The problem with the original 12-factor recommendation is that it was written in an opinionated way with a bias toward interpreted languages like Ruby that support and encourage an interactive programming shell. Such shells are referred to as REPLs, which is an acronym for read-eval-print loop. Administrative processes were a feature the authors wanted customers to utilize.
I contend that, in certain situations, the use of administrative processes is actually a bad idea, and you should always be asking yourself whether an administrative process is what you want, or whether a different design or architecture would suit your needs better. Examples of administrative processes that should probably be refactored into something else include:
- Database migrations
- Interactive programming consoles (REPLs)
- Running timed scripts, such as a nightly batch job or hourly import
- Running a one-off job that executes custom code only once
First, let’s take a look at the issue of timers (usually managed with applications like Autosys or Cron). One thought might be to just internalize the timer and have your application wake itself up every n hours to perform its batch operations. On the surface, this looks like a good fix, but what happens when there are 20 instances of your application running in one availability zone, and another 15 running in the other zone? If they’re all performing the same batch operation on a timer, you’re basically inciting chaos at this point, and corrupt or duplicate data is going to be just one of the many terrible things that arise from this pattern.

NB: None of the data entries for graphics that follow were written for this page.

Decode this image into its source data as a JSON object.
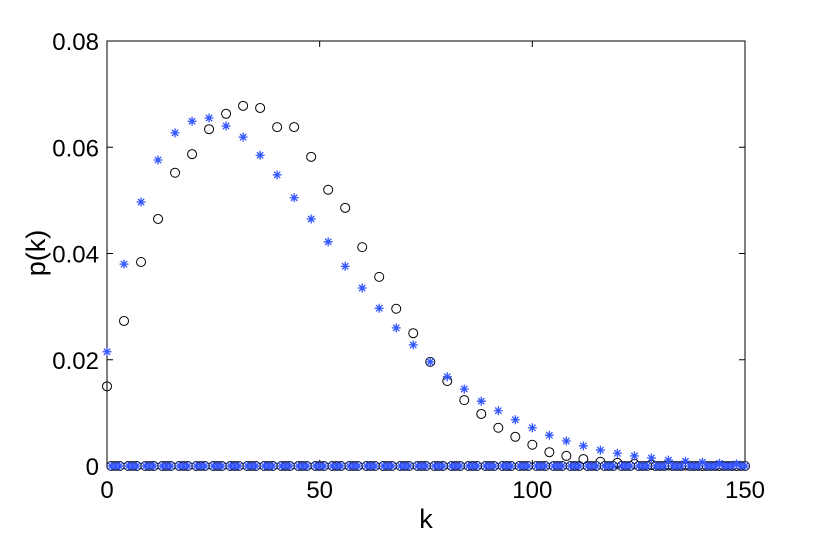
{
  "chart_data": {
    "type": "scatter",
    "title": "",
    "xlabel": "k",
    "ylabel": "p(k)",
    "xlim": [
      0,
      150
    ],
    "ylim": [
      0,
      0.08
    ],
    "xticks": [
      "0",
      "50",
      "100",
      "150"
    ],
    "yticks": [
      "0",
      "0.02",
      "0.04",
      "0.06",
      "0.08"
    ],
    "grid": false,
    "x_range": [
      0,
      150
    ],
    "series": [
      {
        "marker": "circle",
        "color": "#000000",
        "values": [
          0.015,
          0,
          0,
          0,
          0.0273,
          0,
          0,
          0,
          0.0384,
          0,
          0,
          0,
          0.0465,
          0,
          0,
          0,
          0.0552,
          0,
          0,
          0,
          0.0587,
          0,
          0,
          0,
          0.0634,
          0,
          0,
          0,
          0.0663,
          0,
          0,
          0,
          0.0678,
          0,
          0,
          0,
          0.0674,
          0,
          0,
          0,
          0.0638,
          0,
          0,
          0,
          0.0638,
          0,
          0,
          0,
          0.0582,
          0,
          0,
          0,
          0.052,
          0,
          0,
          0,
          0.0486,
          0,
          0,
          0,
          0.0412,
          0,
          0,
          0,
          0.0356,
          0,
          0,
          0,
          0.0296,
          0,
          0,
          0,
          0.025,
          0,
          0,
          0,
          0.0196,
          0,
          0,
          0,
          0.016,
          0,
          0,
          0,
          0.0124,
          0,
          0,
          0,
          0.0098,
          0,
          0,
          0,
          0.0072,
          0,
          0,
          0,
          0.0055,
          0,
          0,
          0,
          0.004,
          0,
          0,
          0,
          0.0026,
          0,
          0,
          0,
          0.0019,
          0,
          0,
          0,
          0.0013,
          0,
          0,
          0,
          0.0008,
          0,
          0,
          0,
          0.0006,
          0,
          0,
          0,
          0.0004,
          0,
          0,
          0,
          0.0002,
          0,
          0,
          0,
          0.0001,
          0,
          0,
          0,
          0.0001,
          0,
          0,
          0,
          0,
          0,
          0,
          0,
          0,
          0,
          0,
          0,
          0,
          0,
          0
        ]
      },
      {
        "marker": "star",
        "color": "#3355ff",
        "values": [
          0.0215,
          0,
          0,
          0,
          0.038,
          0,
          0,
          0,
          0.0497,
          0,
          0,
          0,
          0.0576,
          0,
          0,
          0,
          0.0627,
          0,
          0,
          0,
          0.0649,
          0,
          0,
          0,
          0.0655,
          0,
          0,
          0,
          0.064,
          0,
          0,
          0,
          0.0619,
          0,
          0,
          0,
          0.0585,
          0,
          0,
          0,
          0.0548,
          0,
          0,
          0,
          0.0505,
          0,
          0,
          0,
          0.0465,
          0,
          0,
          0,
          0.0422,
          0,
          0,
          0,
          0.0376,
          0,
          0,
          0,
          0.0335,
          0,
          0,
          0,
          0.0297,
          0,
          0,
          0,
          0.026,
          0,
          0,
          0,
          0.0228,
          0,
          0,
          0,
          0.0196,
          0,
          0,
          0,
          0.0168,
          0,
          0,
          0,
          0.0145,
          0,
          0,
          0,
          0.0122,
          0,
          0,
          0,
          0.0104,
          0,
          0,
          0,
          0.0087,
          0,
          0,
          0,
          0.0072,
          0,
          0,
          0,
          0.0058,
          0,
          0,
          0,
          0.0047,
          0,
          0,
          0,
          0.0038,
          0,
          0,
          0,
          0.003,
          0,
          0,
          0,
          0.0024,
          0,
          0,
          0,
          0.0019,
          0,
          0,
          0,
          0.0015,
          0,
          0,
          0,
          0.0011,
          0,
          0,
          0,
          0.0009,
          0,
          0,
          0,
          0.0007,
          0,
          0,
          0,
          0.0005,
          0,
          0,
          0,
          0.0004,
          0,
          0
        ]
      }
    ]
  }
}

Interactive shells are also problematic for a number of reasons, but the largest of those is that even if it were possible to reach that shell, you’d only be interacting with the temporary memory of a single instance. If the application had been built properly as a stateless process, then I would argue that there is little to no value in exposing a REPL for in-process introspection. The Telemetry chapter of this book actually covers more aspects of application monitoring that even further negate the need for interactive access to a cloud process.
Next, let’s take a look at the mechanics of triggering a timed or batch administrative process. This usually happens with the execution of a shell script by some external timer stimulus like Cron or Autosys. In the cloud, you can’t count on being able to invoke these commands, so you need to find some other way to trigger ad hoc activity in your application.
In figure 1, you can see a classic enterprise architecture of an application that has its regular duties and supports batch or timed operation via the execution of shell scripts. This is clearly not going to work in the cloud.
There are several solutions to this problem, but the one that I have found to be most appealing, especially when migrating the rest of the application to be cloud native, is to expose a RESTful endpoint that can be used to invoke ad hoc functionality, as shown in figure 2.
Another alternative might be to extract the batch-related code from the main application and create a separate microservice, which would also resemble the architecture in the preceding diagram.
This still allows at-will invocation of timed functionality, but it moves the stimulus for this action outside the application. Moreover, this method also solves the at most once execution problem that you would have from internal timers on dynamically scaled instances. Your batch operation is handled once, by one of your application instances, and you might then interact with other backing services to complete the task. It should also be fairly straightforward to secure the batch endpoint so that it can only be operated by authorized personnel. Even more useful is that your batch operation can now scale elastically and take advantage of all the other cloud benefits.
Even with the preceding solution, there are several application architecture options that might make it completely unnecessary to even expose batch or ad hoc functionality within your application.
If you still feel you need to make use of administrative processes, then you should make sure you’re doing so in a way that is in line with the features offered by your cloud provider. In other words, don’t use your favorite programming language to spawn a new process to run your job; use something designed to run one-off tasks in a cloud-native manner. In a situation like this, you could use a solution like Amazon Web Services Lambdas, which are functions that get invoked on-demand and do not require you to leave provisioned servers up and running like you would in the preceding microservice example.
When you look at your applications, whether they are green field or brown field, just make sure you ask yourself if you really need administrative processes, or if a simple change in architecture could obviate them.